Indonesia, Asia's only OPEC member but a net oil importer since 2004, hasn't been an easy investment destination for Exxon Mobil, the world's largest listed energy firm by market capitalization.

Prior to last March, when it reached an agreement with state-owned PT Pertamina (PTM.YY) to jointly operate Cepu, the dispute became a symbol among foreign investors and analysts of the uncertainties of contract enforcement in Indonesia.

Separately, the Houston-based company has also been embroiled in a disagreement with Jakarta over the status of a contract to develop the offshore Natuna D-Alpha block, which is estimated to contain 46 trillion cubic feet of gas.

Even smaller upstream companies tapping into Indonesia's energy potential have had their fair share of public relations nightmares.

Australian oil and gas producer Santos Ltd. (STO.AU) last month was reported in local media as being liable for a IDR3.8 trillion claim by the government over an environmental disaster near a drilling site in East Java.

Following a May 2006 accident, hot mud has been spewing from around Banjar Panji at a rate of about 150,000 cubic meters a day, swallowing entire villages and leaving thousands homeless.

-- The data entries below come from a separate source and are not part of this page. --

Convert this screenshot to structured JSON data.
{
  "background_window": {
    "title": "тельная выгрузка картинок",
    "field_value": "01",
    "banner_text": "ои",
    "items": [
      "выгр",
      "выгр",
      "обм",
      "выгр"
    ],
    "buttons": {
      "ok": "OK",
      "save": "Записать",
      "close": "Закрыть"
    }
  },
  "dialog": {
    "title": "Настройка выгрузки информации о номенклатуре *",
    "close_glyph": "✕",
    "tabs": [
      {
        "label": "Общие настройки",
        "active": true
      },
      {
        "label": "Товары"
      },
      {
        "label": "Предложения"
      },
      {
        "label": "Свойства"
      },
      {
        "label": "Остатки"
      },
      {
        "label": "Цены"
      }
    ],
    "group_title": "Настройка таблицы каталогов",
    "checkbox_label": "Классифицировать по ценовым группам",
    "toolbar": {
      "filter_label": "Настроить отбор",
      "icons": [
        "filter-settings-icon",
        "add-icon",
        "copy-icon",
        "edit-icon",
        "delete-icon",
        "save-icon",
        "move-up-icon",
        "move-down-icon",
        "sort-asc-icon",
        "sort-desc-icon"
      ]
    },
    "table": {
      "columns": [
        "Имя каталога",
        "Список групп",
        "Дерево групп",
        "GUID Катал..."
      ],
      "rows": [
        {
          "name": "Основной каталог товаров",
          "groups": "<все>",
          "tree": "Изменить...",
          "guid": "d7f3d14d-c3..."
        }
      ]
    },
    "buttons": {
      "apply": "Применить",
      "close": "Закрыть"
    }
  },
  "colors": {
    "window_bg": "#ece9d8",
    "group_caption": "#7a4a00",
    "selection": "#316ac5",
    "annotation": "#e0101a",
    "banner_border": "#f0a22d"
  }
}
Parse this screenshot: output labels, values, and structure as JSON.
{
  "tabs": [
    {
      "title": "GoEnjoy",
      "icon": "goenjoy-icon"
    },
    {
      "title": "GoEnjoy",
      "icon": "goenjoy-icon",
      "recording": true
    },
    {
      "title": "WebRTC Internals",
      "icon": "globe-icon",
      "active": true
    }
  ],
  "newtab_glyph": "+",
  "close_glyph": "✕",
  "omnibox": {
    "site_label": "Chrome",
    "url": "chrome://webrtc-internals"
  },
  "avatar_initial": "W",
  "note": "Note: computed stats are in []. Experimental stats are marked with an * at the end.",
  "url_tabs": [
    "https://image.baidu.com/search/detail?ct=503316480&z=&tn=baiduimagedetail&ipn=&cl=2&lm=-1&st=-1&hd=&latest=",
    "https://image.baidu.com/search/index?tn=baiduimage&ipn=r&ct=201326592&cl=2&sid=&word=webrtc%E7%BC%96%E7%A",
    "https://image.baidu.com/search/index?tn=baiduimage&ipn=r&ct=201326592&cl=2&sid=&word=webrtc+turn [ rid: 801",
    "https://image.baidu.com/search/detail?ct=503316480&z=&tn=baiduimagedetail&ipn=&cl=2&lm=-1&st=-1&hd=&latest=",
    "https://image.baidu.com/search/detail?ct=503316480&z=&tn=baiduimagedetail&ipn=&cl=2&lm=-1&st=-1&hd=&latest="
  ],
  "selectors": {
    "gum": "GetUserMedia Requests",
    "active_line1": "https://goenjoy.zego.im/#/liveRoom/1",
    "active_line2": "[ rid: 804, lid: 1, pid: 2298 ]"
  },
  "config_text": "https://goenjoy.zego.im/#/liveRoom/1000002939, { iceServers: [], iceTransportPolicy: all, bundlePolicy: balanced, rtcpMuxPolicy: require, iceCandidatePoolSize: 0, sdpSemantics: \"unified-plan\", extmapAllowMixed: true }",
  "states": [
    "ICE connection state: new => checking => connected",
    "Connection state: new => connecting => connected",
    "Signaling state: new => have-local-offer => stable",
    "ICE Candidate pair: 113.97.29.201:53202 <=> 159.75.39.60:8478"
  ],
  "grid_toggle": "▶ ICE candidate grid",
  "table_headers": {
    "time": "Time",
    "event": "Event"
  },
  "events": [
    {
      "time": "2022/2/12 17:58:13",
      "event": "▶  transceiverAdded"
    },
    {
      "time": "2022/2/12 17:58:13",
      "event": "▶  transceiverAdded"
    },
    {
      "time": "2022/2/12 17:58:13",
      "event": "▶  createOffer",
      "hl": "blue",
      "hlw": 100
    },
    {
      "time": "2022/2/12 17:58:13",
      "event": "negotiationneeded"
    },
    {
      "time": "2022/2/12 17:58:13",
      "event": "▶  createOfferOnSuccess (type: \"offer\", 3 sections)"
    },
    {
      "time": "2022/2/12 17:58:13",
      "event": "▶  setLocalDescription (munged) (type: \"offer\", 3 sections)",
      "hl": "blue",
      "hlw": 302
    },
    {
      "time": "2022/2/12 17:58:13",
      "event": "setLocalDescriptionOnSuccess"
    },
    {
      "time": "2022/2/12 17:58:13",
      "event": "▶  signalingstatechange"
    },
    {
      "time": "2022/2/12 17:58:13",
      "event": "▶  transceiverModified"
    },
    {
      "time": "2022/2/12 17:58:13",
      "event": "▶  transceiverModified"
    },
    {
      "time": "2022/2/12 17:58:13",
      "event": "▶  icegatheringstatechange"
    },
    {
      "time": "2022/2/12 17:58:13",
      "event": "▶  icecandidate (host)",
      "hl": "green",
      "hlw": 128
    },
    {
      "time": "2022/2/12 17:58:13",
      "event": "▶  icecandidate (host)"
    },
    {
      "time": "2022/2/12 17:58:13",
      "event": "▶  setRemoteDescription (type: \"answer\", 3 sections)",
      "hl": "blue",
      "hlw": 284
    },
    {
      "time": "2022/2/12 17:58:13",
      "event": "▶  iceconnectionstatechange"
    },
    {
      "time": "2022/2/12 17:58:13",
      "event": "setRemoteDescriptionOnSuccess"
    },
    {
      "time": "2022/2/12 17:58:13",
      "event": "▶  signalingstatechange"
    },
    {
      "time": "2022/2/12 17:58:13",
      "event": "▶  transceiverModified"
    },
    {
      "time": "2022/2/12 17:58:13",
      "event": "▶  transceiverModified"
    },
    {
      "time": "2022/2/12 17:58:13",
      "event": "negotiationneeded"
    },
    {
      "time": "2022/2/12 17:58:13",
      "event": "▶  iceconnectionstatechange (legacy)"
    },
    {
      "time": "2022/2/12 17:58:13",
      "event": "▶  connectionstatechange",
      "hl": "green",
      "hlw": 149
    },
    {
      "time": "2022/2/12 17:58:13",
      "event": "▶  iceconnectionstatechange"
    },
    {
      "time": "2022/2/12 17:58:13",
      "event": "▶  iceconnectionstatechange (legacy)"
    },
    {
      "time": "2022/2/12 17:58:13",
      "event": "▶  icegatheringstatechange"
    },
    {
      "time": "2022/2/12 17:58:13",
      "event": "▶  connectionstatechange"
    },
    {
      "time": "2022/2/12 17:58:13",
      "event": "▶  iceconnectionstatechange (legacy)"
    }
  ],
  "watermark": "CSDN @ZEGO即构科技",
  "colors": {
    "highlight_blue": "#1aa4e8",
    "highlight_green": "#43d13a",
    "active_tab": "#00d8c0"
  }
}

The Adelaide-based company, which holds an 18% interest in the project, has said it's seeking an official clarification.

Any Volume Will Do

For Indonesia, any early startup at Cepu - Exxon Mobil bought the rights to the field back in 1998 - will present the government a second chance at wooing back investors.

With older fields going into natural decline, production growth has stagnated, partly because of a lack of new funds being pumped into upstream projects in the years after the Asian economic crisis.

Jakarta, with its eye on keeping domestic fuel prices affordable, has focused its recent efforts on the downstream sector instead, breaking up Pertamina's monopoly in the retail market in 2004.

Greenlee said oil production at Cepu is targeted to peak at 170,000 b/d, which will boost current output in the country by nearly a fifth.

Last month, Indonesia pumped nearly 860,000 b/d of crude and 118,000 b/d of condensate, industry sources told Dow Jones Newswires.

Greenlee wouldn't be drawn into predicting when an early Cepu start may be finalized, but said "we're talking to the Indonesian government every day."

Under the March 2006 joint operation agreement, Exxon Mobil and Pertamina will each hold a 45% stake in Cepu, with the remaining 10% going to the provincial governments in East and Central Java.

Exxon Mobil last Thursday posted its highest annual profit ever of US$39.1 billion for 2006.

The company ramped up its production by 4% on year to 4.24 million b/d, mainly on the back of project startups in Russia, the Middle East and West Africa.